PWM will throttle back current but it would probably be a good idea to use a relay so both elements are never on together
PWM doesn't actually throttle or reduce the current. It turns the signal on and off repeatedly so the average appears to be throttled.

I am coming from the point of view that this will be going through an SSR.

eg, if it's a 2400W element, 240V @ 10 amps and your PID wants to run it at 1200W then it will constantly turn the SSR on and off (how ever many times per second) to achieve this. The element still draws 2400W when it's on, but it also draws 0W when it's off.
 
It's this one. Works a treat :icon_cheers:

you could always use a dimmer switch as above to limit max power and PID to control temp by switching on off. would take a bit of trial and error to find the best setting on the dimmer for mashing, but for boil just max it, or switch so the dimmer is no longer in circuit. I've now prolly confused everyone..... including me :blink:
 
you could always use a dimmer switch as above to limit max power and PID to control temp by switching on off. would take a bit of trial and error to find the best setting on the dimmer for mashing, but for boil just max it, or switch so the dimmer is no longer in circuit. I've now prolly confused everyone..... including me :blink:
That makes sense to me.

The dimmer will reduce the voltage to the element and thus wattage.

-- assuming that elements will be OK with it, I don't see why they wouldn't be --
 
PWM doesn't actually throttle or reduce the current. It turns the signal on and off repeatedly so the average appears to be throttled.

I am coming from the point of view that this will be going through an SSR.

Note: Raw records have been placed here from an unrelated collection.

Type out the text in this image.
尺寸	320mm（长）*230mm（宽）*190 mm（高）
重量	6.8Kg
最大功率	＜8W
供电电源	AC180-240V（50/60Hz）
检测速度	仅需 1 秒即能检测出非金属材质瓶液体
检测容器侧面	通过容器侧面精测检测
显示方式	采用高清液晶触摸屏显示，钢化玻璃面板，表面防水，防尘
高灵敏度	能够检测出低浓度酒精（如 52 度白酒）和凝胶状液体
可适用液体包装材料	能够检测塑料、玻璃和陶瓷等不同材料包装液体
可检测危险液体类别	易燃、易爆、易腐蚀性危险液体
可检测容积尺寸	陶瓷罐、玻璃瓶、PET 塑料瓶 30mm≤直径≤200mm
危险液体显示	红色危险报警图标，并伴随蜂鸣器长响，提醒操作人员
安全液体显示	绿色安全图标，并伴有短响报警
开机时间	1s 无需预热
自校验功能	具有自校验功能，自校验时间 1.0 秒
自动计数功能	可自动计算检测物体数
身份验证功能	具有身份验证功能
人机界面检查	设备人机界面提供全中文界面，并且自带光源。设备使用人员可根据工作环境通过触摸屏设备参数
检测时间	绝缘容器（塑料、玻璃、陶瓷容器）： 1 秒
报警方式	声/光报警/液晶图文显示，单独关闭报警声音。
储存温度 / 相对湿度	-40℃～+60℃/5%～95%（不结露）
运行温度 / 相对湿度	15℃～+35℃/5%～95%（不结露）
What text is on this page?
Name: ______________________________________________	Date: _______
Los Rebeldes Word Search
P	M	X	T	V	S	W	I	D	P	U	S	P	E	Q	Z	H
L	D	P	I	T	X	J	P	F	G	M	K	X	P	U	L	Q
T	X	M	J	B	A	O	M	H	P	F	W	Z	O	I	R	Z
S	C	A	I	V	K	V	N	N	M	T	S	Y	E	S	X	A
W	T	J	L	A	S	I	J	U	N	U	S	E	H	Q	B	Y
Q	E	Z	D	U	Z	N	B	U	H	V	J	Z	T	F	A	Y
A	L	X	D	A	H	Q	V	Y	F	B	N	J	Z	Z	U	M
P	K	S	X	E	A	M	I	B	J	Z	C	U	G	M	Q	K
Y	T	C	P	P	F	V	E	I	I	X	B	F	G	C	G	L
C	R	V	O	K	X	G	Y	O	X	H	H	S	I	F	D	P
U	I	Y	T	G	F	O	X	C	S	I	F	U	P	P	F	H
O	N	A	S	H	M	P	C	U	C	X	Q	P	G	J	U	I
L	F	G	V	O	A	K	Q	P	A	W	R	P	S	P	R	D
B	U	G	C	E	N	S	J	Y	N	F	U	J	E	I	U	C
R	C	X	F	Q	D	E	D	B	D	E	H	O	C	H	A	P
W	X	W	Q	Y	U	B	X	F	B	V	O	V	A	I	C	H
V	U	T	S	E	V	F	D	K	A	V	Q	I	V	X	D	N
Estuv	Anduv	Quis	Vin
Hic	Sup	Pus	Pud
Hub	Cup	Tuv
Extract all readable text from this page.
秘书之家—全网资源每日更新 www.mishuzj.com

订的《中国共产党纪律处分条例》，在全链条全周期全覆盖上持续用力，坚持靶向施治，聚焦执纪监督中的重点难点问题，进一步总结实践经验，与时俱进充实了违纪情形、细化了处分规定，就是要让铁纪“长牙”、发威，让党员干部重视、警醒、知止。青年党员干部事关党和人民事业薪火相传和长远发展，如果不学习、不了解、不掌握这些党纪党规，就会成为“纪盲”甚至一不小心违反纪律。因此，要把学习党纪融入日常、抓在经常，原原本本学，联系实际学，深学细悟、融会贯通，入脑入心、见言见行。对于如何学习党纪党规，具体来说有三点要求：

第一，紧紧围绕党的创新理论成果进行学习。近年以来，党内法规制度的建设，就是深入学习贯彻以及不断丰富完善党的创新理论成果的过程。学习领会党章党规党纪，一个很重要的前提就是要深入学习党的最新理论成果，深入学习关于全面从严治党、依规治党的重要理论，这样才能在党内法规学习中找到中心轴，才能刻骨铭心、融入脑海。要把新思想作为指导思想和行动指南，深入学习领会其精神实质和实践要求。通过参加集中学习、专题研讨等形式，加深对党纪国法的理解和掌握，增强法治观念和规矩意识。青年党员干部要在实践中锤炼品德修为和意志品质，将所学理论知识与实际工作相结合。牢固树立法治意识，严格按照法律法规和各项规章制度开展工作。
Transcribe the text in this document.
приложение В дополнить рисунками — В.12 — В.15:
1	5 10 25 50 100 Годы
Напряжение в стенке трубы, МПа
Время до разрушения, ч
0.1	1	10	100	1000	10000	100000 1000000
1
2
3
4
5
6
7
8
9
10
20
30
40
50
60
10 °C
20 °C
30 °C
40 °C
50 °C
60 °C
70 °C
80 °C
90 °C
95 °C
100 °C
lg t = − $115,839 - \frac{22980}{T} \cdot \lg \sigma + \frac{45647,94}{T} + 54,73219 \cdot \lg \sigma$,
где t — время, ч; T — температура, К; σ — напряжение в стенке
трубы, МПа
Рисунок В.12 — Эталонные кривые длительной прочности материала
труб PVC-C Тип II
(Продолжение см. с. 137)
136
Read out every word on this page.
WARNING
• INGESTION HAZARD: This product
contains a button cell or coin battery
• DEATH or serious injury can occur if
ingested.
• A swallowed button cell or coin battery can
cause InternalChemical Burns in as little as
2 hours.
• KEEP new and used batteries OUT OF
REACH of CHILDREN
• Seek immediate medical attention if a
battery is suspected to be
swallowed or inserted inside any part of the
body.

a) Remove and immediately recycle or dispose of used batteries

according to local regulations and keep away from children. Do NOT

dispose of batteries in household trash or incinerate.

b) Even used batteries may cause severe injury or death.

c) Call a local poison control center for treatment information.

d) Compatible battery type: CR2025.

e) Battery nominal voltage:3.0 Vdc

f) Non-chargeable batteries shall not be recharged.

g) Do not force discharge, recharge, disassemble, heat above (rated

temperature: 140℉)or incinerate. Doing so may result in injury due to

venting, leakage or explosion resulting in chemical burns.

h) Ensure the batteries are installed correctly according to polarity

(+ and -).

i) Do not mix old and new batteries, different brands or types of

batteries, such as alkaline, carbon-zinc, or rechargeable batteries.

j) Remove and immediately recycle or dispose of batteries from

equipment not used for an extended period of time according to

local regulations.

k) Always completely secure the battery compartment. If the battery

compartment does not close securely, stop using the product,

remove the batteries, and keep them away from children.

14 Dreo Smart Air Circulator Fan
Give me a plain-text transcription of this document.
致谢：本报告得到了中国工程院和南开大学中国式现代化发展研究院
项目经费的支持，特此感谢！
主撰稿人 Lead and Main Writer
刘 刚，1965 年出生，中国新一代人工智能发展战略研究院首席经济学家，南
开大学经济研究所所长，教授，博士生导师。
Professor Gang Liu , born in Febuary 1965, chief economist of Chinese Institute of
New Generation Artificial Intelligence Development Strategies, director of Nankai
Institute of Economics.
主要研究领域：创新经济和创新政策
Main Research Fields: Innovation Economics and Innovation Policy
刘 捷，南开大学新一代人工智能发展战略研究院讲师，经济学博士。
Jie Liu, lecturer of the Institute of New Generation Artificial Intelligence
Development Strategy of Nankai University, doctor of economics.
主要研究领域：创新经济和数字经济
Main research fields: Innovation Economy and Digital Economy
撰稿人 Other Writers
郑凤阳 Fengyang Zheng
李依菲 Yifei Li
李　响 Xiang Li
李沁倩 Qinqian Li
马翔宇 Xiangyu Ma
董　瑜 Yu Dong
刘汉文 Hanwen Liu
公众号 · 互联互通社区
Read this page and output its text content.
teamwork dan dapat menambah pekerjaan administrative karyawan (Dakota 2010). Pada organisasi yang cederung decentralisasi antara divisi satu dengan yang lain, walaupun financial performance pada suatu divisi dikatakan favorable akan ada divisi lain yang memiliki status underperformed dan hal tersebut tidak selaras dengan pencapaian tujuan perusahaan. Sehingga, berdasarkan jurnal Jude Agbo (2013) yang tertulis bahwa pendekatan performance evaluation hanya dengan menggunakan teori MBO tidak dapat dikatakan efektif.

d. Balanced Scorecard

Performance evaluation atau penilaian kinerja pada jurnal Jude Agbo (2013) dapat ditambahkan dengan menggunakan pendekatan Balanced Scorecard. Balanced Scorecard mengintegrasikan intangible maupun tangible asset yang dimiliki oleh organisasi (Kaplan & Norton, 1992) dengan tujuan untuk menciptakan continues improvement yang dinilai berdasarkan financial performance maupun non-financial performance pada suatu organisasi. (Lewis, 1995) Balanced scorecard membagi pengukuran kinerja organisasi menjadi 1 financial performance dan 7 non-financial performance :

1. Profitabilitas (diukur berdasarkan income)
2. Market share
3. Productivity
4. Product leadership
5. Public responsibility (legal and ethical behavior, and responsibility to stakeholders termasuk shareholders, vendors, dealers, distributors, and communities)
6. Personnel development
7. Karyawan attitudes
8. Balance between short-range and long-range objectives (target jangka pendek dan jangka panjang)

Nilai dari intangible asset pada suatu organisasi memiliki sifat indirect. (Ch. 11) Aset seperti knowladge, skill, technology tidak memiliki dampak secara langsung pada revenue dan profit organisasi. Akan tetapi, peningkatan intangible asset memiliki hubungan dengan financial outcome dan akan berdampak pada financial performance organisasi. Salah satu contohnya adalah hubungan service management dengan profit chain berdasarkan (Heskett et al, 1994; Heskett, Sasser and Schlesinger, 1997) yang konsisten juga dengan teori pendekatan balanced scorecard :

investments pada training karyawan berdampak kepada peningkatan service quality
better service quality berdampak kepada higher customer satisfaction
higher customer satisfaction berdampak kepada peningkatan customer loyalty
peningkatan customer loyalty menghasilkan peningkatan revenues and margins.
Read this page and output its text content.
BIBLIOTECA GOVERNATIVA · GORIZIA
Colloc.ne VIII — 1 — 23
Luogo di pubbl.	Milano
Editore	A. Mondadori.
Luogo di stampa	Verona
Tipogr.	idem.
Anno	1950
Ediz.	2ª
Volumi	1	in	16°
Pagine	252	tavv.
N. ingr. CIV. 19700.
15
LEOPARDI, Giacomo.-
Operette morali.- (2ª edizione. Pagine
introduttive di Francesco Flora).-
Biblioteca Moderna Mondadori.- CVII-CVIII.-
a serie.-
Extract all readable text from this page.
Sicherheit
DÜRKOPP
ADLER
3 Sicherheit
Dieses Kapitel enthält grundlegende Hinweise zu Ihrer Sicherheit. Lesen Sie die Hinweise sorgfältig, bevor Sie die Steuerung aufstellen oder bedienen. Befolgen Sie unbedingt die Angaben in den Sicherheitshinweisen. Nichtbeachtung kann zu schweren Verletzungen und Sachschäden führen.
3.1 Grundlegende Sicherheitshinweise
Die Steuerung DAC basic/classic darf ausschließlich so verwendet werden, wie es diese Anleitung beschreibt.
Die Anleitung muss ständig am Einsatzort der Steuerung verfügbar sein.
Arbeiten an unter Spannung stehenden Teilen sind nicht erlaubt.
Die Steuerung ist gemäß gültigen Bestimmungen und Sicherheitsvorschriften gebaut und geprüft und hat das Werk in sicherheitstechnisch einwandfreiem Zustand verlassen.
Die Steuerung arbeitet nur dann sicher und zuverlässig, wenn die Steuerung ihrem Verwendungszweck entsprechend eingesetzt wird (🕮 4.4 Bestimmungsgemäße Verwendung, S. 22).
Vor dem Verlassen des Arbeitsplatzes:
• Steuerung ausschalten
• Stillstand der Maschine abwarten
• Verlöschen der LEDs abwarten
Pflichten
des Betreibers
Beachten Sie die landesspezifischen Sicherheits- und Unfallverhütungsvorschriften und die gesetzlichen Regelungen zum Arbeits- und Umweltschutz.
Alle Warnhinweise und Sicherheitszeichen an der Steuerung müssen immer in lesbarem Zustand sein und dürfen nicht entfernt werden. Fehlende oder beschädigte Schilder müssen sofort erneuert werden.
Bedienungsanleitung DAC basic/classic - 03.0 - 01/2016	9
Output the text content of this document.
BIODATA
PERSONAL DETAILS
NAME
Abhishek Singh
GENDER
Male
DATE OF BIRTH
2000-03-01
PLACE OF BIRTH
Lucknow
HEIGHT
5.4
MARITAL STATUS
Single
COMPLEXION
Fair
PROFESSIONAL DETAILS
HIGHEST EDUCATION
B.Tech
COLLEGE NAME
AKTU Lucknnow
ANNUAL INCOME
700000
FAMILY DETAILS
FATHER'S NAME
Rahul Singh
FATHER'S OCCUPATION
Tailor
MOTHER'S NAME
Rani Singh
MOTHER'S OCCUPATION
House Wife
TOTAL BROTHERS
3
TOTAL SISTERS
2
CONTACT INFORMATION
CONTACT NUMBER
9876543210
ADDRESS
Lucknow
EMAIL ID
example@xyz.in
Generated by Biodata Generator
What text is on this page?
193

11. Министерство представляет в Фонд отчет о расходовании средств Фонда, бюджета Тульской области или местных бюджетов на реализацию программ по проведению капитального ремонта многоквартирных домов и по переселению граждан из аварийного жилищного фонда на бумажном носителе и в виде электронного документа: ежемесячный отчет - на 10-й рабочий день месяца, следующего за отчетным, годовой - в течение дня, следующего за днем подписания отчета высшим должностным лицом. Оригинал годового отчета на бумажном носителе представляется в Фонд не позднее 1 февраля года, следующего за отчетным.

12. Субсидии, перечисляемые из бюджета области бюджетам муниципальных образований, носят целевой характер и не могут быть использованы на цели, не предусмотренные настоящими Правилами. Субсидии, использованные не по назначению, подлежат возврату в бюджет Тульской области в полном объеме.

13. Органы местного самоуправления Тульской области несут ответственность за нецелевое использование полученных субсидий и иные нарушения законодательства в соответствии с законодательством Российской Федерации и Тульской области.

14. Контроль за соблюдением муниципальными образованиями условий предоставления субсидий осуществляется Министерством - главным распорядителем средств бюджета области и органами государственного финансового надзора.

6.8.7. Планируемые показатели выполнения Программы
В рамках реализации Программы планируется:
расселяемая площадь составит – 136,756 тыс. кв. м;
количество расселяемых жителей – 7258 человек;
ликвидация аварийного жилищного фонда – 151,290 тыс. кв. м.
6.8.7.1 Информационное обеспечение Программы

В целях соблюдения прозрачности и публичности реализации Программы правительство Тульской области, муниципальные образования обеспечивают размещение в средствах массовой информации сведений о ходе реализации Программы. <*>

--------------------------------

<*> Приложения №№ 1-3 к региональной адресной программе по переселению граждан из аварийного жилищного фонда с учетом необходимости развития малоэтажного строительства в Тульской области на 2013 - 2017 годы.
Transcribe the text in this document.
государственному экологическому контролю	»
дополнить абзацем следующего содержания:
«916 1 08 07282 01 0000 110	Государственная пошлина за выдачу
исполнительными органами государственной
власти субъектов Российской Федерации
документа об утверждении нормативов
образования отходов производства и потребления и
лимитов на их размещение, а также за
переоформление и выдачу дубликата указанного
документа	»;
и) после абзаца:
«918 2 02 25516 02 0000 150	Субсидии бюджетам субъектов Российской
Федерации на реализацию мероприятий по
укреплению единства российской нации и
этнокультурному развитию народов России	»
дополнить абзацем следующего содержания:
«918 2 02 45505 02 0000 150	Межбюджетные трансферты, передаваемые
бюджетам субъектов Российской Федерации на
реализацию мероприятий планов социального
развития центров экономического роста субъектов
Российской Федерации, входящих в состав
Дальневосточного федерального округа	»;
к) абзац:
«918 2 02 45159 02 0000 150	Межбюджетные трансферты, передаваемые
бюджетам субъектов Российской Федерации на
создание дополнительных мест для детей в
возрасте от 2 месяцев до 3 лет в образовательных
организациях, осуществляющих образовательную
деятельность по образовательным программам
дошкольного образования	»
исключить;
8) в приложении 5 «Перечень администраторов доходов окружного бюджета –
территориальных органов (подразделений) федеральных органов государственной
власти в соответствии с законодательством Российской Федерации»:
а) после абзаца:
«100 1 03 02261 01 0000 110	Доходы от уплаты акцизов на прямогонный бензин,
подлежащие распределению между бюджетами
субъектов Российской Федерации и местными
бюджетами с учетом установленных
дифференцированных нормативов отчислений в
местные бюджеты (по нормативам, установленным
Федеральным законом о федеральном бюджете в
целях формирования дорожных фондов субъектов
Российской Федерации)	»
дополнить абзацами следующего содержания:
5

eg, if it's a 2400W element, 240V @ 10 amps and your PID wants to run it at 1200W then it will constantly turn the SSR on and off (how ever many times per second) to achieve this. The element still draws 2400W when it's on, but it also draws 0W when it's off.
When the PWM turns on and off faster than one cycle it cuts the wave meaning it reduces the voltage which reduces the watts which reduces the current. One cycle is 20mS long.
 
you could always use a dimmer switch as above to limit max power and PID to control temp by switching on off. would take a bit of trial and error to find the best setting on the dimmer for mashing, but for boil just max it, or switch so the dimmer is no longer in circuit. I've now prolly confused everyone..... including me :blink:
Except that would probably muck up any self tuning the pid has done....
 
When the PWM turns on and off faster than one cycle it cuts the wave meaning it reduces the voltage which reduces the watts which reduces the current. One cycle is 20mS long.
That doesn't sound right - got any info sources?
 
Except that would probably muck up any self tuning the pid has done....


yes it would.


perhaps using the dimmer directly in line and removing pid control from the boil, thus the pid would self tune to always switching the lower (dimmed) wattage.